NeurotechEU at 100 year anniversary Radboud University

NeurotechEU and the SPECS lab at the Donders Institute at Radboud University organised an exhibition during the 100 Radboud Gestures in honour of their 100th anniversary. 

During this event, all visitors could discover our neurotechnology research and experience the latest advances in processing and using brain data. They could interact with the brain data visualisation, our humanoid robot SPECSbot, and test our mobile application for rehabilitation after brain damage. From 8 to 12 May, we were located in the hall of the Radboudumc in Nijmegen, the Netherlands.

Visitors could enter the eXperience Induction Machine (XIM), a unique data visualisation infrastructure which includes BrainX3 (also exhibited during the Radboud open house), a powerful tool that analyses complex brain data, providing neuroscientists and clinicians with the means to advance research and clinical applications in personalised medicine.
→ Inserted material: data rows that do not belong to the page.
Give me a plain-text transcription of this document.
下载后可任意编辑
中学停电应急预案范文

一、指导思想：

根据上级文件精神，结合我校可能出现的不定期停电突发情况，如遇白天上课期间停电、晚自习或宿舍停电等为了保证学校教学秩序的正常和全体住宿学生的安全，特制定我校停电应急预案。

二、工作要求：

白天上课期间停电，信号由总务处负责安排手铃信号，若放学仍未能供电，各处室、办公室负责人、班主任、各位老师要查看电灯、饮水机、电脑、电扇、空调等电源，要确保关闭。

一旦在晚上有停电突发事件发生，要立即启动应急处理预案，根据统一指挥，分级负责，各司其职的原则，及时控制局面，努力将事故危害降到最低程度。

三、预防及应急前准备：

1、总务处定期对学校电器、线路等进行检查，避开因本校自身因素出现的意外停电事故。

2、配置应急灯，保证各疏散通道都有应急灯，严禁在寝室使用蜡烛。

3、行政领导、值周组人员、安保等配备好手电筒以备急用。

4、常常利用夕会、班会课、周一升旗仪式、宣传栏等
Also in XIM you can interact with a computational model of the brain and see what happens when you stimulate it.

Background on BrainX3

A central challenge in neuroscience is to integrate multi-modal data, provide it with semantic labels and fill gaps in empirically accessible data through simulation. BrainX3 is an interactive neuroinformatics platform designed to help neuroscientists and clinicians visualise, analyse, and simulate human neuroimaging, electrophysiological data, and brain models. The platform aims to facilitate research and clinical use for personalised medicine, supporting diagnostics, prognostics, and intervention planning. BrainX3 offers an intuitive user experience, supporting the processing of different data formats and 3D visualisations, and interaction techniques, and it has been shown to be more effective than other desktop tools.

The platform is designed based on several principles of human information processing, including a human-in-the-loop approach that emphasizes the active exploration and interaction with heterogeneous and complex data, an immersive environment that works on desktops, large screens, immersive rooms and virtual reality headsets, and cognitive interfaces that use wearables and additional behavioral and physiological sensors to support intuitive and non-obtrusive interaction.

BrainX3 is developed using a layered architecture with four levels: the Graphical User Interface (GUI), Application Core, Native Plugins, and Specific Plugins. The platform offers a multimodal exploration framework, where the user can access a logical organisation of the dataset, a semantic corpora query, statistical analysis, and the possibility of using artificial intelligence and machine learning algorithms to support the AI-assisted exploration of complex brain data.